Auch regional treten deutliche Unterschiede zutage. In Wien gab es 500 offene Stellen und fast 3.000 Lehrstellensuchende, in Salzburg hingegen gab es doppelt so viele offene Stellen wie potenzielle Lehrlinge, wie Abbildung 7 zeigt. Seit dem Jahr 2009 erhalten auch immer mehr Lehrlinge ihre Ausbildung in einer überbetrieblichen Lehrwerkstätte. Diese Option wird vom AMS all jenen Lehrstellensuchenden angeboten, die keine geeignete Ausbildungsstelle finden oder eine Lehre abgebrochen haben. Einerseits finden also Personen aufgrund des ”Mismatch” keine Lehrstelle, andererseits gibt es auch Branchen, wo sich freie Plätze und Lehrstellensuchende rein zahlenmäßig die Waage halten. Dafür treten andere Diskrepanzen auf: Die offenen Lehrstellen sind zu weit vom Wohnort entfernt oder Kandidaten für eine Lehrstelle entsprechen aus bestimmten Gründen nicht den Anforderungsprofilen der Lehrplätze. Beispielsweise weisen die Kandidaten nicht die erforderlichen Grundkenntnisse wie Lesen, Schreiben oder Rechnen auf. Ein Problem, das bereits länger bekannt ist: ”Doch immer öfter beklagen Lehrherren die mangelnde Qualifikation der Lehrlinge, so auch Gastronom Günther Hager aus Linz.”[3] Seit Jahren klagen Betriebe über Schwierigkeiten, geeignete Bewerber für freie Lehrstellen zu finden.

Offene Lehrstellen und Lehrstellensuchende nach Bundesländern

Abbildung 7. Quelle: AMS.

In einer empirischen Erhebung aus dem Jahr 2009 ist das Institut für Bildungsforschung der Wirtschaft den Ursachen dafür aus der Sicht der ausbildenden Betriebe nachgegangen.[4] Für mehr als 50 Prozent der Betriebe liegt das Hauptproblem darin, dass die Bewerber als zu wenig geeignet erscheinen.

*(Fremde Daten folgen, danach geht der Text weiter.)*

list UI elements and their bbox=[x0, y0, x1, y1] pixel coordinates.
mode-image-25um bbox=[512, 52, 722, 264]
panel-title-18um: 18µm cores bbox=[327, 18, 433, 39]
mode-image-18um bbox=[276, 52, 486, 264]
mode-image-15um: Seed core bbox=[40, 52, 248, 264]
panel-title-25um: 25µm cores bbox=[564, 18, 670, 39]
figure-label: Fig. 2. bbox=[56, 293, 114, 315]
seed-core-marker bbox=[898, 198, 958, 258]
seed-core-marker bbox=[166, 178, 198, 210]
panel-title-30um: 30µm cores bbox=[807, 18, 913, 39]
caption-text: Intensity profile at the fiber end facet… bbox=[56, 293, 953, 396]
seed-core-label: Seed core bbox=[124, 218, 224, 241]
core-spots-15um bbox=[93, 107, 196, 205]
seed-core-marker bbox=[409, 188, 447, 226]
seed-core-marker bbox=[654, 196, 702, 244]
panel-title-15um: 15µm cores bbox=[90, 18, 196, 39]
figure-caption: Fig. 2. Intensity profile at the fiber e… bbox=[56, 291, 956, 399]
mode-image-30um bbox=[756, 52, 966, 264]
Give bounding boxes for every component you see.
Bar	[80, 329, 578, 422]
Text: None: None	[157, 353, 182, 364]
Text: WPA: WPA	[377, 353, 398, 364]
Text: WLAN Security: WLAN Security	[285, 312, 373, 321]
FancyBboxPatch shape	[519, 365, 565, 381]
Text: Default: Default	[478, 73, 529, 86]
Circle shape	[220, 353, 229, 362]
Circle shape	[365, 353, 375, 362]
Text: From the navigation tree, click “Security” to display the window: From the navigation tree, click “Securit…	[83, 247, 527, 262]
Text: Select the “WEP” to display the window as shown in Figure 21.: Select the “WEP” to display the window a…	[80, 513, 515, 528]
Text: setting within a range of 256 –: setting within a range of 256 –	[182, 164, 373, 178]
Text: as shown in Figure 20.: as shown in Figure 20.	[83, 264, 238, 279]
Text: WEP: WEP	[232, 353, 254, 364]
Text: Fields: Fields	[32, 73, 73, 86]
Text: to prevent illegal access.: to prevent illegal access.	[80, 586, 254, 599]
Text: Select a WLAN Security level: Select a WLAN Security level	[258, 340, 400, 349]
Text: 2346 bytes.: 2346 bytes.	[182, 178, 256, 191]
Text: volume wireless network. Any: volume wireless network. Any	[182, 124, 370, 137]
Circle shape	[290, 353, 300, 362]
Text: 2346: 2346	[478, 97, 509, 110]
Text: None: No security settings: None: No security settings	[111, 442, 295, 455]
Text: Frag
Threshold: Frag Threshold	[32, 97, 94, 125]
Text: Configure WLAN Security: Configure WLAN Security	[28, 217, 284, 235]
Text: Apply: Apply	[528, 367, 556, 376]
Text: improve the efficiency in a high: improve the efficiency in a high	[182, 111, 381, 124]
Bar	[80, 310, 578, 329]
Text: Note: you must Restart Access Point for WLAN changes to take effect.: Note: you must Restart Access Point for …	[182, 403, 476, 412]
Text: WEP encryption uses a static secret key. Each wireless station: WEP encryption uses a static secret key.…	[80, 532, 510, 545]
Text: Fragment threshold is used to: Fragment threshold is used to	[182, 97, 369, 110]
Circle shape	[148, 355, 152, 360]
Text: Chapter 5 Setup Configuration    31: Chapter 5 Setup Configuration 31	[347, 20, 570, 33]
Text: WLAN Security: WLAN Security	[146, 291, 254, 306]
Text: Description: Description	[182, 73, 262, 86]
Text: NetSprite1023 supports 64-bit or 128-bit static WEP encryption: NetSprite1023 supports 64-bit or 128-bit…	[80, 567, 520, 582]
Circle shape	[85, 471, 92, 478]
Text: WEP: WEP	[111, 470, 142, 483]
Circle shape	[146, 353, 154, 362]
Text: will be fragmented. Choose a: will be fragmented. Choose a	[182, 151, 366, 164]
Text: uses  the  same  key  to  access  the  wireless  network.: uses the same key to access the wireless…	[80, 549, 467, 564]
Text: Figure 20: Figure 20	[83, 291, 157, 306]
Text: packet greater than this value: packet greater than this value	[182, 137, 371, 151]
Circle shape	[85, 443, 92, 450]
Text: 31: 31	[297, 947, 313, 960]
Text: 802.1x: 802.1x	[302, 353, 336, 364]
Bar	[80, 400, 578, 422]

Daher werden bereits fast 10 Prozent der Lehrlinge vom AMS ausgebildet. Nach einer Schätzung vom Österreichischen Institut für Berufsbildungsforschung aus dem Jahr 2009 betragen die Kosten der Ausbildung fast das Dreifache der Kosten einer Ausbildung in einem Betrieb (16.425 Euro jährlich zu 6.392 Euro).

 


Fußnoten

  1. Siehe ”Die Presse” vom 03.10.2011.
  2. Siehe DiePresse.com vom 01.09.2016.
  3. Siehe ORF OOe vom 03.11.2015.
  4. Dornmayr (2010)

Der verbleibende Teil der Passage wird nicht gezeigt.